Secara geometri karya seni Leonardo Da Vinci memiliki pola yang unik dan sistematis, sementara pada pola batik ditemukan pola yang sangat rumit dan tidak beraturan. Hokky menjelaskan bahwa sebenarnya pola yang tidak beraturan itu diciptakan dengan teknologi yang sangat beradab yang dia sebut “Geometri semesta alam”. Sebuah teknologi pengukuran yang konvensional pada saat itu dan jauh sebelum Da Vinci membuat karya seninya. Fakta-fakta bahwa kebudayaan Indonesia itu kompleks mendorong Hokky untuk melakukan pendataan terhadap budaya tersebut untuk menguak fakta baru. “Tak mungkin ada kreasi tanpa inspirasi,” tuturnya.
Senada dengan Hokky akan pentingnya pendataan budaya, Duta Sobat Budaya, Maman Suherman berujar “jika kita tidak berlomba mendata budaya, kita akan ketinggalan.” Ia menjelaskan bahwa kebudayaan bangsa Indonesia acap kali diklaim atau dicaplok oleh bangsa lain. Meski beberapa di antaranya telah diamankan dan diakui oleh United Nations Educational, Scientific and Cultural Organization (UNESCO), namun masih tersisa ribuan lagi yang belum didata dan divalidasi.

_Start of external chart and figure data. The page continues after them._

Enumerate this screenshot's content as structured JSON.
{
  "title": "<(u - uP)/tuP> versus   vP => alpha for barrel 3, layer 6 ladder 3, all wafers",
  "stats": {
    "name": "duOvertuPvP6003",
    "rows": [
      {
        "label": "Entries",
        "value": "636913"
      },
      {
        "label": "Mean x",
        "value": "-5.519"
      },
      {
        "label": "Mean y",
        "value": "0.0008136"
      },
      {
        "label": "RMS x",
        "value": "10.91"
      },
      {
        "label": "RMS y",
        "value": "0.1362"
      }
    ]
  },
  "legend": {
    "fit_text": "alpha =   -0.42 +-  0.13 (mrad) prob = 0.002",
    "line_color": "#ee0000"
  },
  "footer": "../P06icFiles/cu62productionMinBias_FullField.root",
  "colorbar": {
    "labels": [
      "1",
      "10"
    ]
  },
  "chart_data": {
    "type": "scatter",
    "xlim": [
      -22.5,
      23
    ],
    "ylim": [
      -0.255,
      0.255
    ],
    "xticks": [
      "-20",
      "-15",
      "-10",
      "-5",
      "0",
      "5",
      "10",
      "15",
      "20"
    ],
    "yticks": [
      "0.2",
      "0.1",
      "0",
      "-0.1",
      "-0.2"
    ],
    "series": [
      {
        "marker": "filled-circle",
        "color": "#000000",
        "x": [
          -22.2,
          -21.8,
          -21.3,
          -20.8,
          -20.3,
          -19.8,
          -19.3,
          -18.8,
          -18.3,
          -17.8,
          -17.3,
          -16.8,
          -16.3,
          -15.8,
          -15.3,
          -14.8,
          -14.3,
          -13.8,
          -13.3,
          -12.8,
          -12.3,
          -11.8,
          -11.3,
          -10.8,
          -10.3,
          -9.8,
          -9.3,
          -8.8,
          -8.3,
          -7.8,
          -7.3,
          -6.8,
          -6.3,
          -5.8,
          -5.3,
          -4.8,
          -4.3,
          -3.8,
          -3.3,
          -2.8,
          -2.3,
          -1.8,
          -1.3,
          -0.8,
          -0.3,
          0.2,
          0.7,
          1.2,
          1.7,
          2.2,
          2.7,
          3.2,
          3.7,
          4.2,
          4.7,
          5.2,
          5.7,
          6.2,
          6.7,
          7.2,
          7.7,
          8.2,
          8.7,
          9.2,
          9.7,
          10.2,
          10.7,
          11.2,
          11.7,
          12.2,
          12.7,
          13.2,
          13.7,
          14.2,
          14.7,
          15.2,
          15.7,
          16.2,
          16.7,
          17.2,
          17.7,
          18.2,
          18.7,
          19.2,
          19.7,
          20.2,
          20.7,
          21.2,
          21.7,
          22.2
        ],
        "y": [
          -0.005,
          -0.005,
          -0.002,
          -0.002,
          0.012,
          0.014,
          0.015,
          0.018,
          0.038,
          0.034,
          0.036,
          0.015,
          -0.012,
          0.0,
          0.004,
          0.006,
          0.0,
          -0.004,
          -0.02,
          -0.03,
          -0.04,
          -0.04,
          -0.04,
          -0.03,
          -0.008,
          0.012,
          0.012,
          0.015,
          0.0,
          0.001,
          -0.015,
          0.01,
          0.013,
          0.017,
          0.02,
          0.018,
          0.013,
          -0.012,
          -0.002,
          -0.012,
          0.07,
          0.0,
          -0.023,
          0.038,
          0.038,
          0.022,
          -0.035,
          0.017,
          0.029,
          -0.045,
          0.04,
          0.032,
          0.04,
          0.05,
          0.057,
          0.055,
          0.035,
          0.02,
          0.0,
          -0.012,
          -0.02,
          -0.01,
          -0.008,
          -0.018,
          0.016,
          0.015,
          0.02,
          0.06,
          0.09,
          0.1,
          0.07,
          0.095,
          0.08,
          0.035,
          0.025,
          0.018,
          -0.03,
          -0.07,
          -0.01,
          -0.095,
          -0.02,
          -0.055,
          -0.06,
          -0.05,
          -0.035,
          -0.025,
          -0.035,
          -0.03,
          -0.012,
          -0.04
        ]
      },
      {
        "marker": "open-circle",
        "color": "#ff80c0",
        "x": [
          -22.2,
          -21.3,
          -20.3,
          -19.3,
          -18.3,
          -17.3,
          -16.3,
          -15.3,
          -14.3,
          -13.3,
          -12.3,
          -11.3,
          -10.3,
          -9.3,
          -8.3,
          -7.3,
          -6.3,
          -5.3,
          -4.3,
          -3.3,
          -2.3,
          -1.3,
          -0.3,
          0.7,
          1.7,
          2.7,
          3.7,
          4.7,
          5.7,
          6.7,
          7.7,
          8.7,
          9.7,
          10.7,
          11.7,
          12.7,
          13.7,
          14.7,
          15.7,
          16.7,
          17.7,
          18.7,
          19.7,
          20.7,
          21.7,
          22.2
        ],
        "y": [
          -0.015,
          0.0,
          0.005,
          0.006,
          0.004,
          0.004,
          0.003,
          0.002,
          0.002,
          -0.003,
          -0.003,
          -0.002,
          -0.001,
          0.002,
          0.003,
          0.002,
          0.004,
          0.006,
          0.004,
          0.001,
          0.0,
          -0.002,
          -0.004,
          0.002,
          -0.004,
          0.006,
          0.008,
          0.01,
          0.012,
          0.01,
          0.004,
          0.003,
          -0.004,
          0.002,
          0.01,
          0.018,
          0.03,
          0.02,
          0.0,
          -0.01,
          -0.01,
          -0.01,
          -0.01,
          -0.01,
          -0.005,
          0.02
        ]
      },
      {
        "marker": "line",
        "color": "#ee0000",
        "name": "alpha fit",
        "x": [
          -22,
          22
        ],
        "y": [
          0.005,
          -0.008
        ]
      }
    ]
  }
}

“Butuh 110 tahun untuk mengelilingi Indonesia apalagi mendata unsur budayanya,” papar Maman. Oleh karenanya, dibutuhkan usaha lebih untuk mendata semua budaya itu dan diperlukan upaya dari masyarakat untuk ikut berpartisipasi. Untuk itulah, ayo data dan lindungi budaya ibu pertiwi! [Reza A. Pratama]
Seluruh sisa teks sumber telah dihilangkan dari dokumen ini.